Senza condivisione di questi obiettivi e di questi significati, rischiamo di parlare di oggetti diversi e pertanto di compromettere la corretta comunicazione tra chi offre questo servizio e chi ne usufruisce. Stiamo parlando di uno dei servizi fondamentali che caratterizzano le società evolute: la formazione strutturata e qualificata delle nuove generazioni.

La conseguenza di questo errore di comunicazione è quella di lasciare il campo aperto a misconcezioni e pregiudizi – così facilmente indotti da forze che hanno interesse a screditare la scuola – che troppo facilmente si diffondono attraverso slogan superficiali che colpiscono gli sguardi spesso distratti dell'opinione pubblica e che vanno a strutturare quest’ultima facendo leva su elementi irrazionali. Innanzitutto è arrivata l’ora di dire ai cittadini con chiarezza che la scuola pubblica, oltre ad essere un complesso servizio alla società, frutto di grandi intuizioni e conquiste, rappresenta un processo storico che si sta svolgendo in Italia da circa 150 anni.

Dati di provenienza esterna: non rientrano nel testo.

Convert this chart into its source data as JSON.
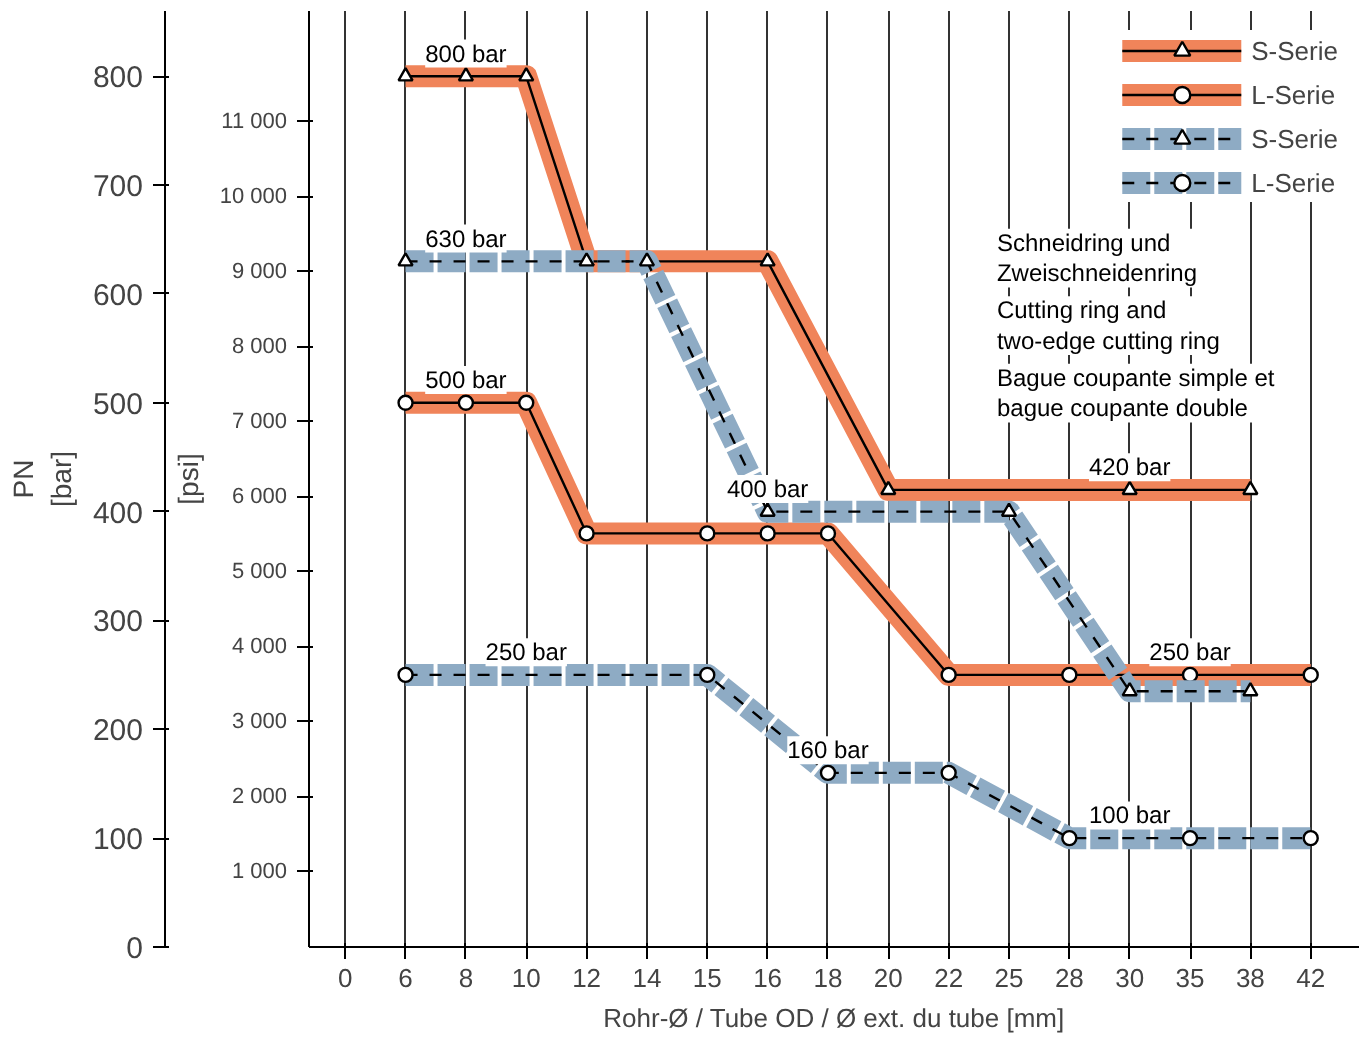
{
  "chart_data": {
    "type": "line",
    "xlabel": "Rohr-Ø / Tube OD / Ø ext. du tube [mm]",
    "ylabel": "PN\n[bar]",
    "y2label": "[psi]",
    "categories": [
      "0",
      "6",
      "8",
      "10",
      "12",
      "14",
      "15",
      "16",
      "18",
      "20",
      "22",
      "25",
      "28",
      "30",
      "35",
      "38",
      "42"
    ],
    "ylim": [
      0,
      860
    ],
    "yticks": [
      0,
      100,
      200,
      300,
      400,
      500,
      600,
      700,
      800
    ],
    "y2lim": [
      0,
      12473
    ],
    "y2ticks": [
      {
        "value": 1000,
        "label": "1 000"
      },
      {
        "value": 2000,
        "label": "2 000"
      },
      {
        "value": 3000,
        "label": "3 000"
      },
      {
        "value": 4000,
        "label": "4 000"
      },
      {
        "value": 5000,
        "label": "5 000"
      },
      {
        "value": 6000,
        "label": "6 000"
      },
      {
        "value": 7000,
        "label": "7 000"
      },
      {
        "value": 8000,
        "label": "8 000"
      },
      {
        "value": 9000,
        "label": "9 000"
      },
      {
        "value": 10000,
        "label": "10 000"
      },
      {
        "value": 11000,
        "label": "11 000"
      }
    ],
    "grid": "x",
    "legend": "top right",
    "series": [
      {
        "name": "S-Serie",
        "color": "#f0845a",
        "marker": "triangle",
        "line_style": "solid",
        "values": [
          null,
          800,
          800,
          800,
          630,
          null,
          null,
          630,
          null,
          420,
          null,
          null,
          null,
          420,
          null,
          420,
          null
        ]
      },
      {
        "name": "L-Serie",
        "color": "#f0845a",
        "marker": "circle",
        "line_style": "solid",
        "values": [
          null,
          500,
          500,
          500,
          380,
          null,
          380,
          380,
          380,
          null,
          250,
          null,
          250,
          null,
          250,
          null,
          250
        ]
      },
      {
        "name": "S-Serie",
        "color": "#8eabc4",
        "marker": "triangle",
        "line_style": "dashed",
        "values": [
          null,
          630,
          null,
          null,
          630,
          630,
          null,
          400,
          null,
          null,
          null,
          400,
          null,
          235,
          null,
          235,
          null
        ]
      },
      {
        "name": "L-Serie",
        "color": "#8eabc4",
        "marker": "circle",
        "line_style": "dashed",
        "values": [
          null,
          250,
          null,
          null,
          null,
          null,
          250,
          null,
          160,
          null,
          160,
          null,
          100,
          null,
          100,
          null,
          100
        ]
      }
    ],
    "annotations": [
      {
        "text": "800 bar",
        "x": "8",
        "y": 800
      },
      {
        "text": "630 bar",
        "x": "8",
        "y": 630
      },
      {
        "text": "500 bar",
        "x": "8",
        "y": 500
      },
      {
        "text": "400 bar",
        "x": "16",
        "y": 400
      },
      {
        "text": "250 bar",
        "x": "10",
        "y": 250
      },
      {
        "text": "420 bar",
        "x": "30",
        "y": 420
      },
      {
        "text": "250 bar",
        "x": "35",
        "y": 250
      },
      {
        "text": "160 bar",
        "x": "18",
        "y": 160
      },
      {
        "text": "100 bar",
        "x": "30",
        "y": 100
      },
      "Schneidring und\nZweischneidenring",
      "Cutting ring and\ntwo-edge cutting ring",
      "Bague coupante simple et\nbague coupante double"
    ]
  }
}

Questo processo – cui hanno contribuito milioni di figure e tra queste i docenti che si sono via via succeduti – ha richiesto enormi investimenti e la mobilitazione di ingenti risorse e, nel bene e nel male, ha restituito alla società italiana i mezzi culturali complessivi per la sua crescita, per la sua modernizzazione e innovazione, per la sua ricchezza, per la sua salute, per il suo benestare. Ha fornito alla società un patrimonio integrato di beni. Tutti beni – non dovrebbe essere dimenticato o dato per scontato – che sono capillarmente diffusi e a cui tutti hanno potuto singolarmente accedere.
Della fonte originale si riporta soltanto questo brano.